Methodist denomination

The Immanuel Missionary Church (IMC) is a Methodist denomination within the conservative holiness movement.

The formation of the Immanuel Missionary Church is a part of the history of Methodism in the United States. The Immanuel Missionary Church was born out of a schism with the Pilgrim Holiness Church under the leadership of Ralph Goodrich Finch and D.W. Reynolds due to differences in the interpretation of the Methodist doctrine of entire sanctification; the connexion that became the Immanuel Missionary Church laid heavy emphasis on the death route to entire sanctification, in which "The body of sin must be destroyed for the second work of grace to be true" (cf. ).

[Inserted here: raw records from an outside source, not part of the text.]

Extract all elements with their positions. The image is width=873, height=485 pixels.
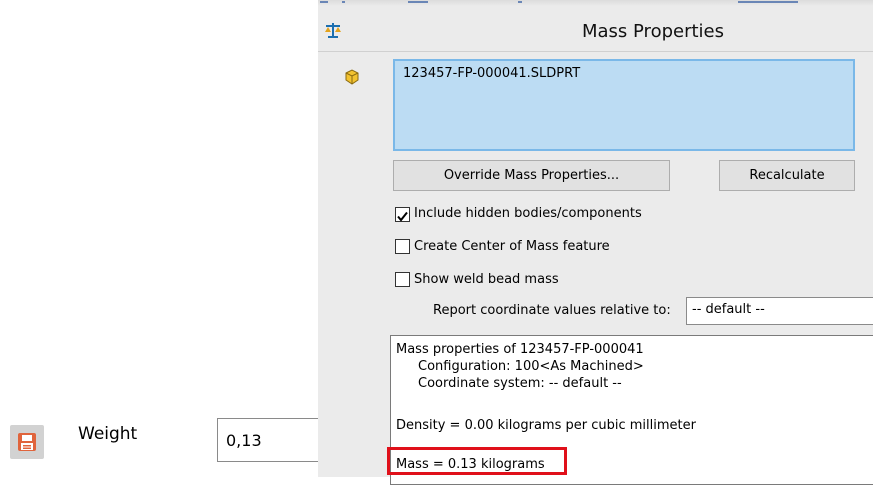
mass-highlight-box — [387, 447, 567, 475]
toolbar-strip — [318, 0, 873, 6]
save-icon[interactable] — [10, 425, 44, 459]
weld-bead-mass-checkbox[interactable] — [395, 272, 410, 287]
results-coordinate-system: Coordinate system: -- default -- — [418, 376, 622, 391]
include-hidden-checkbox[interactable] — [395, 207, 410, 222]
report-coordinates-label: Report coordinate values relative to: — [433, 303, 671, 318]
results-configuration: Configuration: 100<As Machined> — [418, 359, 644, 374]
override-mass-properties-button[interactable]: Override Mass Properties... — [393, 160, 670, 191]
center-of-mass-checkbox[interactable] — [395, 239, 410, 254]
selected-items-list[interactable]: 123457-FP-000041.SLDPRT — [393, 59, 855, 151]
recalculate-button[interactable]: Recalculate — [719, 160, 855, 191]
dialog-title: Mass Properties — [581, 21, 724, 42]
title-divider — [318, 51, 873, 52]
checkmark-icon — [397, 211, 408, 222]
weight-label: Weight — [78, 424, 138, 444]
selected-item[interactable]: 123457-FP-000041.SLDPRT — [403, 66, 580, 81]
weight-field[interactable]: 0,13 — [217, 418, 327, 462]
coordinate-system-select[interactable]: -- default -- — [686, 297, 873, 325]
center-of-mass-label: Create Center of Mass feature — [414, 239, 610, 254]
part-icon — [343, 68, 361, 90]
weld-bead-mass-label: Show weld bead mass — [414, 272, 559, 287]
include-hidden-label: Include hidden bodies/components — [414, 206, 642, 221]
results-header: Mass properties of 123457-FP-000041 — [396, 342, 644, 357]
results-density: Density = 0.00 kilograms per cubic milli… — [396, 418, 696, 433]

Immanuel Missionary Church was organized at a camp meeting held at All States Cabin Camp in June 1936. Its first Book of Discipline was written during that time.

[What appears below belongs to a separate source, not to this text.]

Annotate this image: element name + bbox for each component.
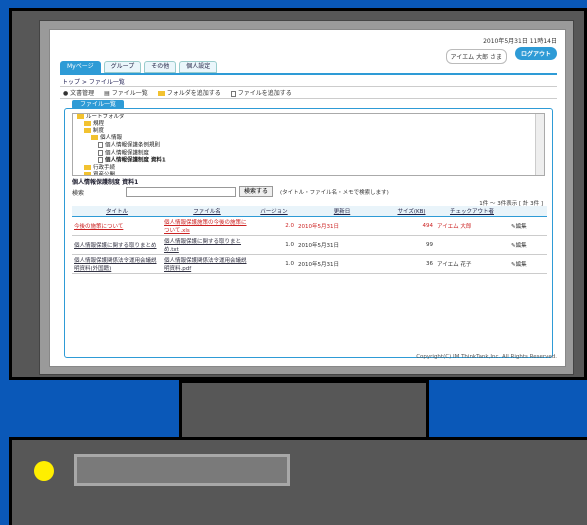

The Immanuel Missionary Church originally had two districts, an Eastern District and Western District. In 2015, the Western District of Immanuel Missionary Church merged with God's Missionary Church, while the Eastern District of Immanuel Missionary Church unanimously voted not to do so citing the desire to uphold its traditional holiness standards as well as the Holiness Methodist Pacifist doctrine of nonresistance, which it sees as being given by Jesus.

The Immanuel Missionary Church was affiliated with Immanuel Missionary College in Shoals, Indiana until its closure in 1986; it was also affiliated with Peoples Bible College in Colorado Springs until its closure in May 1994. The choir of God's Bible School and College is noted to tour at Immanuel Missionary Church congregations.

The official organ of the Immanuel Missionary Church is The Immanuel Missionary. The connexion's Singing Hills Camp Meeting occurred annually in Shoals, Indiana, and since 2023, now takes place at Wesleyan Holiness Campground in Springfield, Illinois. The Immanuel Missionary Church has congregations in Indiana, Florida, Missouri, Oklahoma, Colorado, among other parts of the world.

With respect to ecumenism, some members of the Immanuel Missionary Church participate in the Interchurch Holiness Convention.